Design Council proves business case for design

Companies that invest in design outperform those that fail to use the discipline, according to a survey of British business by the Design Council, but less than half say it has become more important over the past ten years and many still don’t appreciate its potential.

Design Council chief executive David Kester claims ‘Britain’s fastest growing companies are using design to drive their businesses forward’, while firms making ‘little or no use of design are at a standstill or falling behind’.

Sixty-four per cent of ‘rapidly growing businesses’ attribute their competitiveness over the past three years ‘to a great or fair extent’ to ‘design, innovation and creativity’, according to the research.

In comparison, only 14 per cent of businesses overall say the same, leading Design Council business director Harry Rich to observe a ‘worrying performance gap between design-aware businesses and companies which are failing to exploit design properly’.

However, while 74 per cent of these growing companies say design has become more important over the past ten years, this definition covers only 2 per cent of the total canvassed. Among the majority of businesses, only 44 per cent recognise design’s importance during the same period.

Moreover, only 8 per cent of businesses say they have a formal process for consulting designers, though this figure is higher – 47 per cent – in the manufacturing sector.

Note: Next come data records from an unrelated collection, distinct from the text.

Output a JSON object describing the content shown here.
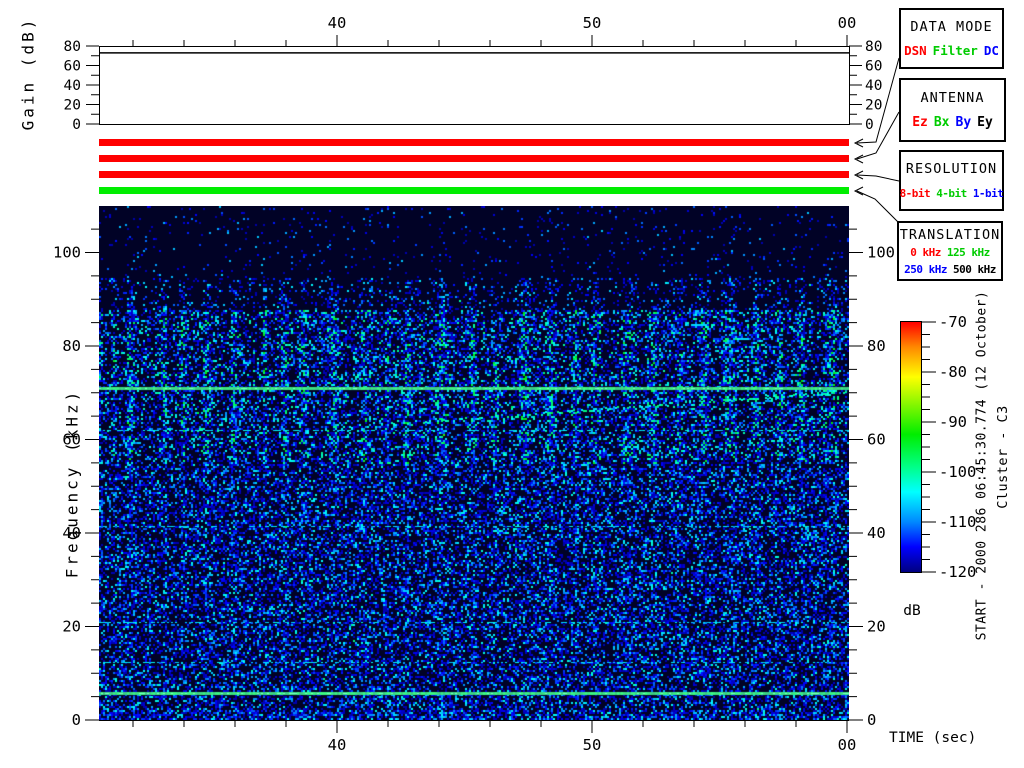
{
  "window": {
    "background": "#ffffff",
    "instrument_view": "wideband spectrogram display"
  },
  "gain_panel": {
    "ylabel": "Gain (dB)",
    "trace_gain_db": 73
  },
  "time_axis": {
    "label": "TIME (sec)"
  },
  "freq_axis": {
    "label": "Frequency (kHz)"
  },
  "colorbar_unit": "dB",
  "side_text": {
    "start_line": "START - 2000 286 06:45:30.774 (12 October)",
    "spacecraft": "Cluster - C3"
  },
  "legend_boxes": [
    {
      "title": "DATA MODE",
      "lines": [
        [
          {
            "text": "DSN",
            "color": "#ff0000"
          },
          {
            "text": "Filter",
            "color": "#00cc00"
          },
          {
            "text": "DC",
            "color": "#0000ff"
          }
        ]
      ]
    },
    {
      "title": "ANTENNA",
      "lines": [
        [
          {
            "text": "Ez",
            "color": "#ff0000"
          },
          {
            "text": "Bx",
            "color": "#00cc00"
          },
          {
            "text": "By",
            "color": "#0000ff"
          },
          {
            "text": "Ey",
            "color": "#000000"
          }
        ]
      ]
    },
    {
      "title": "RESOLUTION",
      "lines": [
        [
          {
            "text": "8-bit",
            "color": "#ff0000"
          },
          {
            "text": "4-bit",
            "color": "#00cc00"
          },
          {
            "text": "1-bit",
            "color": "#0000ff"
          }
        ]
      ]
    },
    {
      "title": "TRANSLATION",
      "lines": [
        [
          {
            "text": "0 kHz",
            "color": "#ff0000"
          },
          {
            "text": "125 kHz",
            "color": "#00cc00"
          }
        ],
        [
          {
            "text": "250 kHz",
            "color": "#0000ff"
          },
          {
            "text": "500 kHz",
            "color": "#000000"
          }
        ]
      ]
    }
  ],
  "status_bars": [
    {
      "name": "data-mode",
      "value": "DSN",
      "color": "#ff0000"
    },
    {
      "name": "antenna",
      "value": "Ez",
      "color": "#ff0000"
    },
    {
      "name": "resolution",
      "value": "8-bit",
      "color": "#ff0000"
    },
    {
      "name": "translation",
      "value": "125 kHz",
      "color": "#00ee00"
    }
  ],
  "chart_data": {
    "type": "heatmap",
    "panels": [
      {
        "name": "gain",
        "type": "line",
        "ylabel": "Gain (dB)",
        "ylim": [
          0,
          80
        ],
        "yticks": [
          0,
          20,
          40,
          60,
          80
        ],
        "yticks_minor": [
          10,
          30,
          50,
          70
        ],
        "series": [
          {
            "name": "receiver-gain",
            "shape": "constant",
            "value_db": 73
          }
        ]
      },
      {
        "name": "status-bars",
        "type": "categorical-timeline",
        "rows": [
          {
            "label": "DATA MODE",
            "value": "DSN",
            "color": "#ff0000"
          },
          {
            "label": "ANTENNA",
            "value": "Ez",
            "color": "#ff0000"
          },
          {
            "label": "RESOLUTION",
            "value": "8-bit",
            "color": "#ff0000"
          },
          {
            "label": "TRANSLATION",
            "value": "125 kHz",
            "color": "#00ee00"
          }
        ]
      },
      {
        "name": "spectrogram",
        "type": "heatmap",
        "xlabel": "TIME (sec)",
        "ylabel": "Frequency (kHz)",
        "xlim_sec": [
          30.774,
          60.3
        ],
        "xticks": [
          {
            "sec": 40,
            "label": "40"
          },
          {
            "sec": 50,
            "label": "50"
          },
          {
            "sec": 60,
            "label": "00"
          }
        ],
        "minor_xtick_interval_sec": 2,
        "ylim_khz": [
          0,
          110
        ],
        "yticks_khz": [
          0,
          20,
          40,
          60,
          80,
          100
        ],
        "minor_ytick_interval_khz": 5,
        "z_range_db": [
          -120,
          -70
        ],
        "features": [
          {
            "kind": "narrowband-line",
            "freq_khz": 71,
            "color": "spring-green",
            "extent": "full-width"
          },
          {
            "kind": "narrowband-line",
            "freq_khz": 5.8,
            "color": "spring-green",
            "extent": "full-width"
          },
          {
            "kind": "burst-band",
            "freq_khz_range": [
              55,
              88
            ],
            "description": "quasi-periodic vertical bursts of enhanced blue-cyan noise"
          },
          {
            "kind": "broadband-noise",
            "freq_khz_range": [
              0,
              55
            ],
            "description": "uniform blue speckle noise near -115 dB"
          },
          {
            "kind": "quiet-background",
            "freq_khz_above": 90,
            "description": "very dark navy, sparse speckles"
          },
          {
            "kind": "faint-line",
            "freq_khz": 62
          },
          {
            "kind": "faint-line",
            "freq_khz": 41.5
          },
          {
            "kind": "faint-line",
            "freq_khz": 21
          },
          {
            "kind": "faint-line",
            "freq_khz": 12.5
          },
          {
            "kind": "drifting-tone",
            "from_sec": 40,
            "from_khz": 63,
            "to_sec": 60,
            "to_khz": 70.5
          }
        ]
      }
    ],
    "colorbar": {
      "orientation": "vertical",
      "unit": "dB",
      "range": [
        -120,
        -70
      ],
      "ticks": [
        -70,
        -80,
        -90,
        -100,
        -110,
        -120
      ],
      "minor_tick_interval": 2.5,
      "colormap_top_to_bottom": [
        "#ff0000",
        "#ff8800",
        "#ffff00",
        "#00ee00",
        "#00ff88",
        "#00ffff",
        "#0088ff",
        "#0000ff",
        "#000080"
      ]
    }
  }
}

The study also highlights the UK’s under-investment in research and development. ‘R&D intensity’ in the UK – defined as investment as a percentage of sales – is only 2.2 per cent, compared to 3.1 per cent in France, 4.1 per cent in Germany and 5.1 per cent in the US.

Ian Mitchell, senior economist at the Centre for Economics and Business Research, says UK productivity has a long way to go to match its major competitors. Though surveys of this kind are ‘difficult to judge’, Mitchell adds it is ‘broadly on safe ground’ in asserting the positive effect of design.

Rich says, ‘The sample is of a really significant size and the small number of fast growers is a macro-economic statement rather than purely about design. The trend is the interesting thing – that the rate of growth of a business is linked to the value it places on design.

The survey, published in the Design Council’s Design in Britain 2003-4 report this week, was based on interviews with a cross section of 1000 UK firms in various industries.